Embodied Covenant and Kingdom

Jesus is the revelation of God: when we look at Jesus, we see God represented without any distortion.  Moreover, Jesus’ revelation is consistent with the two great themes that give structure to the story revealed in Scripture (that is to say, the living Word is consistent with the written Word), Covenant relationship and Kingdom responsibility.  Jesus taught that God is our Father, who provides what we need, and protects us (not least from ourselves); and King of the Universe, who passes judgement on our debts with justice and mercy held in perfect balance, and delivers us from his enemies.  But Jesus also lived out these truths.
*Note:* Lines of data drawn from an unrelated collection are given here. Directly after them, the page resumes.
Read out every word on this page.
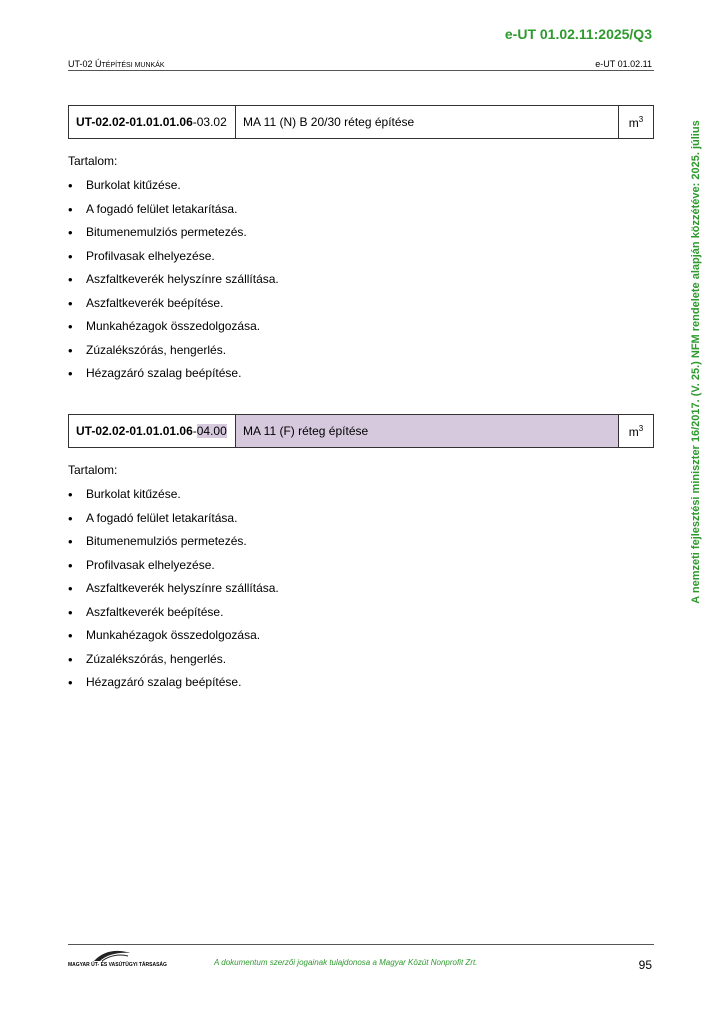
e-UT 01.02.11:2025/Q3
UT-02 ÚTÉPÍTÉSI MUNKÁK	e-UT 01.02.11
A nemzeti fejlesztési miniszter 16/2017. (V. 25.) NFM rendelete alapján közzétéve: 2025. július
UT-02.02-01.01.01.06-03.02	MA 11 (N) B 20/30 réteg építése	$m^3$
Tartalom:
• Burkolat kitűzése.
• A fogadó felület letakarítása.
• Bitumenemulziós permetezés.
• Profilvasak elhelyezése.
• Aszfaltkeverék helyszínre szállítása.
• Aszfaltkeverék beépítése.
• Munkahézagok összedolgozása.
• Zúzalékszórás, hengerlés.
• Hézagzáró szalag beépítése.
UT-02.02-01.01.01.06-04.00	MA 11 (F) réteg építése	$m^3$
Tartalom:
• Burkolat kitűzése.
• A fogadó felület letakarítása.
• Bitumenemulziós permetezés.
• Profilvasak elhelyezése.
• Aszfaltkeverék helyszínre szállítása.
• Aszfaltkeverék beépítése.
• Munkahézagok összedolgozása.
• Zúzalékszórás, hengerlés.
• Hézagzáró szalag beépítése.
MAGYAR ÚT- ÉS VASÚTÜGYI TÁRSASÁG	A dokumentum szerzői jogainak tulajdonosa a Magyar Közút Nonprofit Zrt.	95
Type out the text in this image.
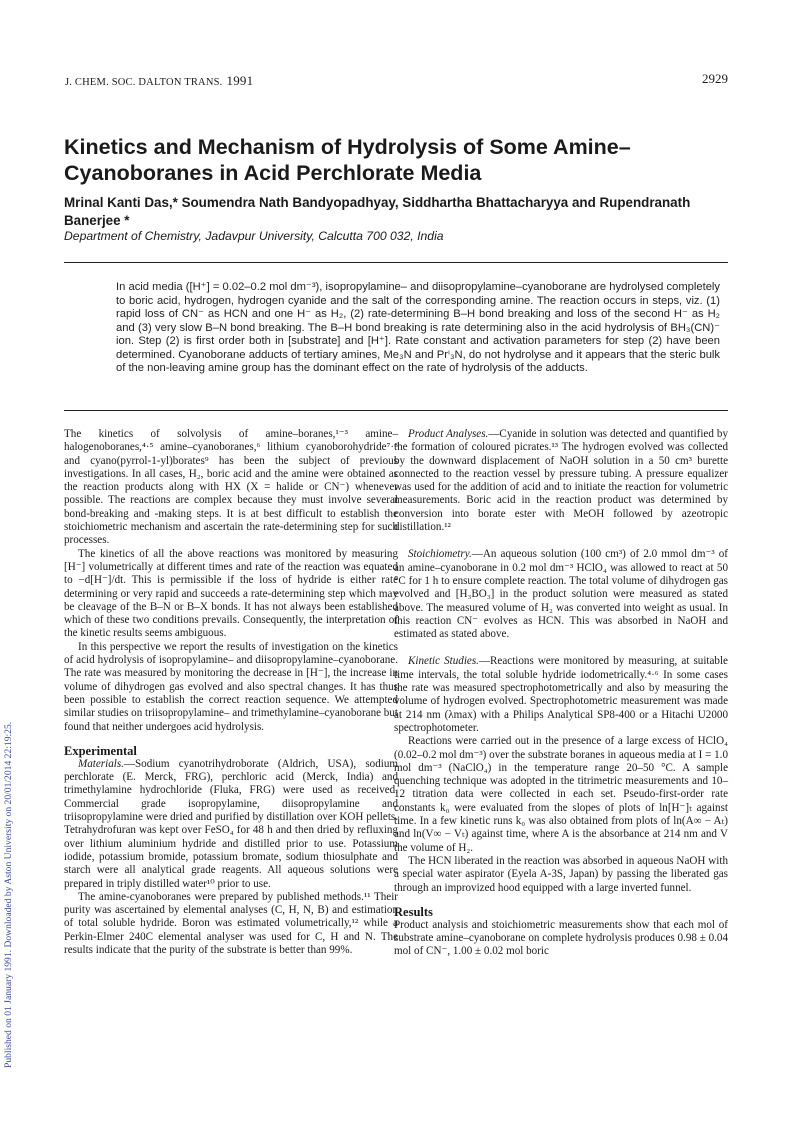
Published on 01 January 1991. Downloaded by Aston University on 20/01/2014 22:19:25.
J. CHEM. SOC. DALTON TRANS. 1991	2929
Kinetics and Mechanism of Hydrolysis of Some Amine–Cyanoboranes in Acid Perchlorate Media
Mrinal Kanti Das,* Soumendra Nath Bandyopadhyay, Siddhartha Bhattacharyya and Rupendranath Banerjee *
Department of Chemistry, Jadavpur University, Calcutta 700 032, India

In acid media ([H⁺] = 0.02–0.2 mol dm⁻³), isopropylamine– and diisopropylamine–cyanoborane are hydrolysed completely to boric acid, hydrogen, hydrogen cyanide and the salt of the corresponding amine. The reaction occurs in steps, viz. (1) rapid loss of CN⁻ as HCN and one H⁻ as H₂, (2) rate-determining B–H bond breaking and loss of the second H⁻ as H₂ and (3) very slow B–N bond breaking. The B–H bond breaking is rate determining also in the acid hydrolysis of BH₃(CN)⁻ ion. Step (2) is first order both in [substrate] and [H⁺]. Rate constant and activation parameters for step (2) have been determined. Cyanoborane adducts of tertiary amines, Me₃N and Prⁱ₃N, do not hydrolyse and it appears that the steric bulk of the non-leaving amine group has the dominant effect on the rate of hydrolysis of the adducts.

The kinetics of solvolysis of amine–boranes,¹⁻³ amine–halogenoboranes,⁴·⁵ amine–cyanoboranes,⁶ lithium cyanoborohydride⁷·⁸ and cyano(pyrrol-1-yl)borates⁹ has been the subject of previous investigations. In all cases, H₂, boric acid and the amine were obtained as the reaction products along with HX (X = halide or CN⁻) whenever possible. The reactions are complex because they must involve several bond-breaking and -making steps. It is at best difficult to establish the stoichiometric mechanism and ascertain the rate-determining step for such processes.

The kinetics of all the above reactions was monitored by measuring [H⁻] volumetrically at different times and rate of the reaction was equated to −d[H⁻]/dt. This is permissible if the loss of hydride is either rate determining or very rapid and succeeds a rate-determining step which may be cleavage of the B–N or B–X bonds. It has not always been established which of these two conditions prevails. Consequently, the interpretation of the kinetic results seems ambiguous.

In this perspective we report the results of investigation on the kinetics of acid hydrolysis of isopropylamine– and diisopropylamine–cyanoborane. The rate was measured by monitoring the decrease in [H⁻], the increase in volume of dihydrogen gas evolved and also spectral changes. It has thus been possible to establish the correct reaction sequence. We attempted similar studies on triisopropylamine– and trimethylamine–cyanoborane but found that neither undergoes acid hydrolysis.

Experimental

Materials.—Sodium cyanotrihydroborate (Aldrich, USA), sodium perchlorate (E. Merck, FRG), perchloric acid (Merck, India) and trimethylamine hydrochloride (Fluka, FRG) were used as received. Commercial grade isopropylamine, diisopropylamine and triisopropylamine were dried and purified by distillation over KOH pellets. Tetrahydrofuran was kept over FeSO₄ for 48 h and then dried by refluxing over lithium aluminium hydride and distilled prior to use. Potassium iodide, potassium bromide, potassium bromate, sodium thiosulphate and starch were all analytical grade reagents. All aqueous solutions were prepared in triply distilled water¹⁰ prior to use.

The amine-cyanoboranes were prepared by published methods.¹¹ Their purity was ascertained by elemental analyses (C, H, N, B) and estimation of total soluble hydride. Boron was estimated volumetrically,¹² while a Perkin-Elmer 240C elemental analyser was used for C, H and N. The results indicate that the purity of the substrate is better than 99%.

Product Analyses.—Cyanide in solution was detected and quantified by the formation of coloured picrates.¹³ The hydrogen evolved was collected by the downward displacement of NaOH solution in a 50 cm³ burette connected to the reaction vessel by pressure tubing. A pressure equalizer was used for the addition of acid and to initiate the reaction for volumetric measurements. Boric acid in the reaction product was determined by conversion into borate ester with MeOH followed by azeotropic distillation.¹²

Stoichiometry.—An aqueous solution (100 cm³) of 2.0 mmol dm⁻³ of an amine–cyanoborane in 0.2 mol dm⁻³ HClO₄ was allowed to react at 50 °C for 1 h to ensure complete reaction. The total volume of dihydrogen gas evolved and [H₃BO₃] in the product solution were measured as stated above. The measured volume of H₂ was converted into weight as usual. In this reaction CN⁻ evolves as HCN. This was absorbed in NaOH and estimated as stated above.

Kinetic Studies.—Reactions were monitored by measuring, at suitable time intervals, the total soluble hydride iodometrically.⁴·⁶ In some cases the rate was measured spectrophotometrically and also by measuring the volume of hydrogen evolved. Spectrophotometric measurement was made at 214 nm (λmax) with a Philips Analytical SP8-400 or a Hitachi U2000 spectrophotometer.

Reactions were carried out in the presence of a large excess of HClO₄ (0.02–0.2 mol dm⁻³) over the substrate boranes in aqueous media at I = 1.0 mol dm⁻³ (NaClO₄) in the temperature range 20–50 °C. A sample quenching technique was adopted in the titrimetric measurements and 10–12 titration data were collected in each set. Pseudo-first-order rate constants k₀ were evaluated from the slopes of plots of ln[H⁻]ₜ against time. In a few kinetic runs k₀ was also obtained from plots of ln(A∞ − Aₜ) and ln(V∞ − Vₜ) against time, where A is the absorbance at 214 nm and V the volume of H₂.

The HCN liberated in the reaction was absorbed in aqueous NaOH with a special water aspirator (Eyela A-3S, Japan) by passing the liberated gas through an improvized hood equipped with a large inverted funnel.

Results

Product analysis and stoichiometric measurements show that each mol of substrate amine–cyanoborane on complete hydrolysis produces 0.98 ± 0.04 mol of CN⁻, 1.00 ± 0.02 mol boric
The Gospel reading for this coming Sunday is Mark 5:21-43, the account of the healing of a woman who had suffered continual menstrual bleeding for twelve years (and as such was considered permanently ‘unclean,’ was permanently excluded from her family and wider community) and of the restoring to life of a twelve-year-old girl who had died (note: this is not a resurrection – the girl was not given an imperishable body and would have gone on to die at some point in the future; but it is the restoring of life that had been taken away by death).  In this account, I would suggest, we see can see Jesus as the revelation of God as Father and as King, in relation to both the woman and the girl.
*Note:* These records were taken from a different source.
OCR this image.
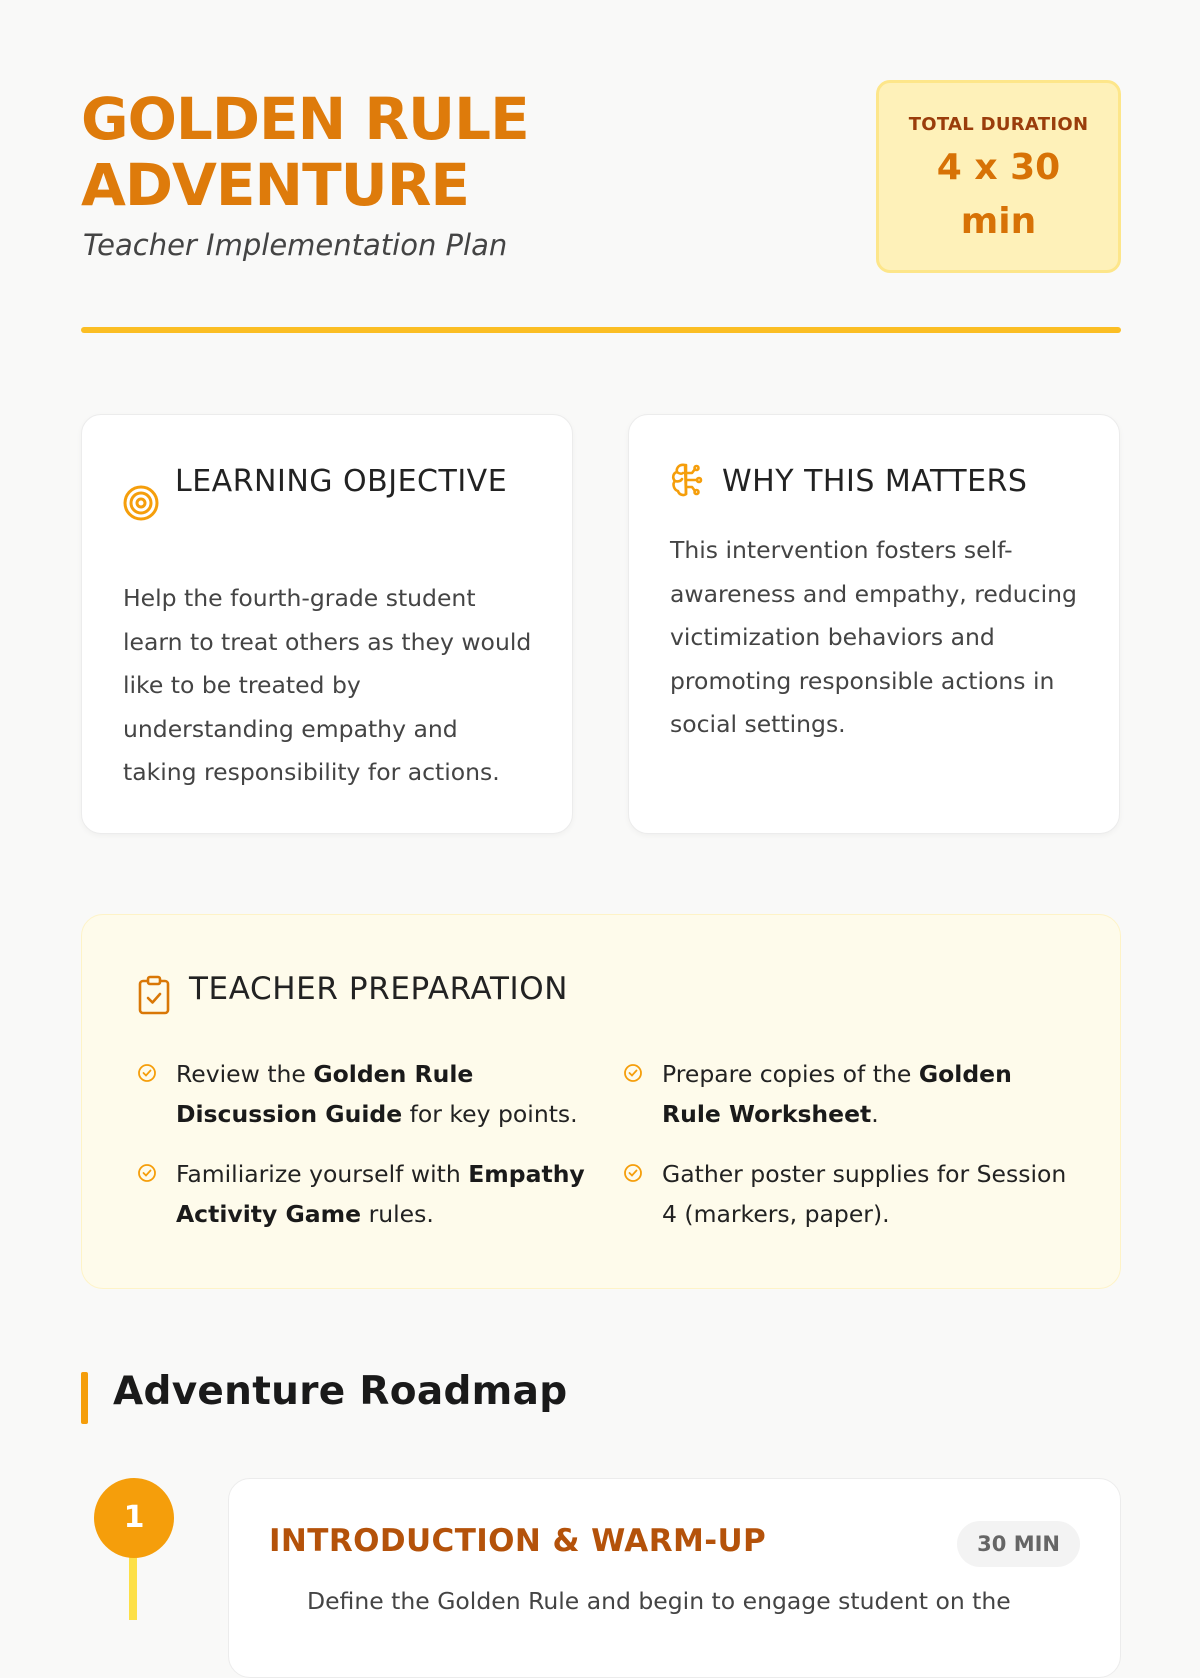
GOLDEN RULE ADVENTURE
Teacher Implementation Plan
TOTAL DURATION
4 x 30 min
LEARNING OBJECTIVE
Help the fourth-grade student learn to treat others as they would like to be treated by understanding empathy and taking responsibility for actions.
WHY THIS MATTERS
This intervention fosters self-awareness and empathy, reducing victimization behaviors and promoting responsible actions in social settings.
TEACHER PREPARATION
Review the Golden Rule Discussion Guide for key points.
Prepare copies of the Golden Rule Worksheet.
Familiarize yourself with Empathy Activity Game rules.
Gather poster supplies for Session 4 (markers, paper).
Adventure Roadmap
1
INTRODUCTION & WARM-UP	30 MIN
Define the Golden Rule and begin to engage student on the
Jesus addresses both the woman – ‘Daughter’ v34 – and the girl – ‘Little girl’ v41 – in relational terms and with familial tenderness, driving out fear with love.

Jesus provides for the woman in the broadest and deepest sense, by restoring her to her community; and ensures that the little girl is given something to eat, v43.
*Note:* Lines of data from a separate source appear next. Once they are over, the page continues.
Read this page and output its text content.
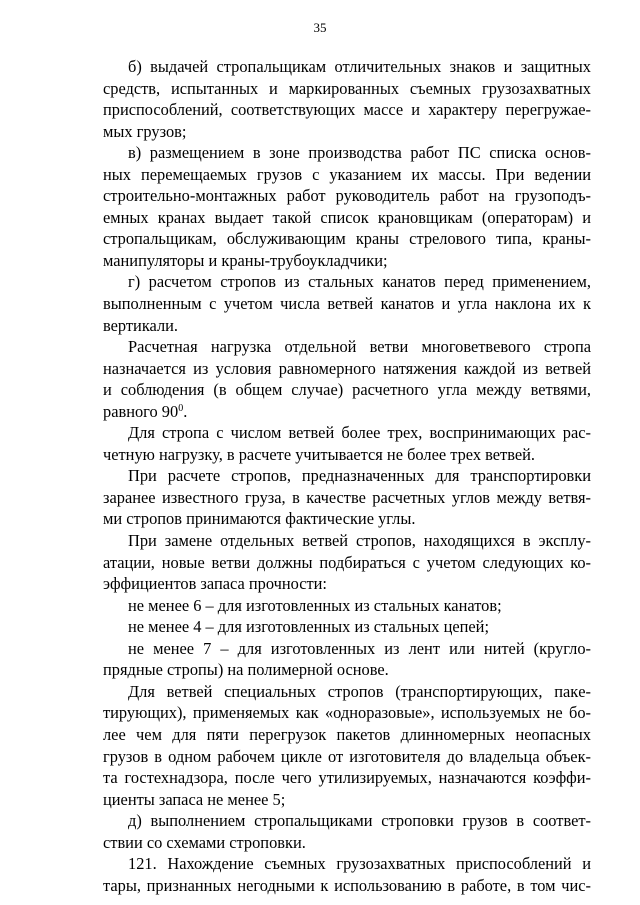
35
б) выдачей стропальщикам отличительных знаков и защитных
средств, испытанных и маркированных съемных грузозахватных
приспособлений, соответствующих массе и характеру перегружае-
мых грузов;
в) размещением в зоне производства работ ПС списка основ-
ных перемещаемых грузов с указанием их массы. При ведении
строительно-монтажных работ руководитель работ на грузоподъ-
емных кранах выдает такой список крановщикам (операторам) и
стропальщикам, обслуживающим краны стрелового типа, краны-
манипуляторы и краны-трубоукладчики;
г) расчетом стропов из стальных канатов перед применением,
выполненным с учетом числа ветвей канатов и угла наклона их к
вертикали.
Расчетная нагрузка отдельной ветви многоветвевого стропа
назначается из условия равномерного натяжения каждой из ветвей
и соблюдения (в общем случае) расчетного угла между ветвями,
равного $90^0$.
Для стропа с числом ветвей более трех, воспринимающих рас-
четную нагрузку, в расчете учитывается не более трех ветвей.
При расчете стропов, предназначенных для транспортировки
заранее известного груза, в качестве расчетных углов между ветвя-
ми стропов принимаются фактические углы.
При замене отдельных ветвей стропов, находящихся в эксплу-
атации, новые ветви должны подбираться с учетом следующих ко-
эффициентов запаса прочности:
не менее 6 – для изготовленных из стальных канатов;
не менее 4 – для изготовленных из стальных цепей;
не менее 7 – для изготовленных из лент или нитей (кругло-
прядные стропы) на полимерной основе.
Для ветвей специальных стропов (транспортирующих, пакe-
тирующих), применяемых как «одноразовые», используемых не бо-
лее чем для пяти перегрузок пакетов длинномерных неопасных
грузов в одном рабочем цикле от изготовителя до владельца объек-
та гостехнадзора, после чего утилизируемых, назначаются коэффи-
циенты запаса не менее 5;
д) выполнением стропальщиками строповки грузов в соответ-
ствии со схемами строповки.
121. Нахождение съемных грузозахватных приспособлений и
тары, признанных негодными к использованию в работе, в том чис-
Jesus sends the healed woman out to ‘Go in peace’ v34, to be led on the path of wholeness, to experience the guidance of God’s peace that keeps us within his will, that lifts from us to alert us when we are straying.  And he protects the little girl from become the centre of the attention of the crowd – a celebrity freak – by giving strict orders not to let anyone know what had happened, v43.

That Jesus reveals the kingship of God is seen both in the crowds who gather to see him pass by wherever he went, v21, and in the way he exercises authority over them, issuing orders that are to be obeyed, vv37-39.

That Jesus represents without distortion God’s kingly role as judge is seen in Jairus (the little girl’s father) falling at his feet and pleading with him, and Jesus going with him, vv22-4; and in the woman, likewise, falling at Jesus’ feet, trembling with fear, and Jesus responding with compassion, vv32-34.  We plead and tremble before one who judges us, who exercises power over us; and discover that our debts – here, debt includes the inability to pay for the healing sought – are not held against us.

Jesus delivers the woman from suffering, v34, and the girl from death, v42 – both of which oppose God’s will and neither of which will have any place in God’s future when his kingdom is fully come.

Unlike Jesus, we cannot reveal and represent God without any distortion; and yet, we are called to reveal God as faithfully as we can and represent him as fully as we are able.  Like Jesus, we are called to embody Covenant relationship and Kingdom responsibility, to live in and to live-out their implications and consequences.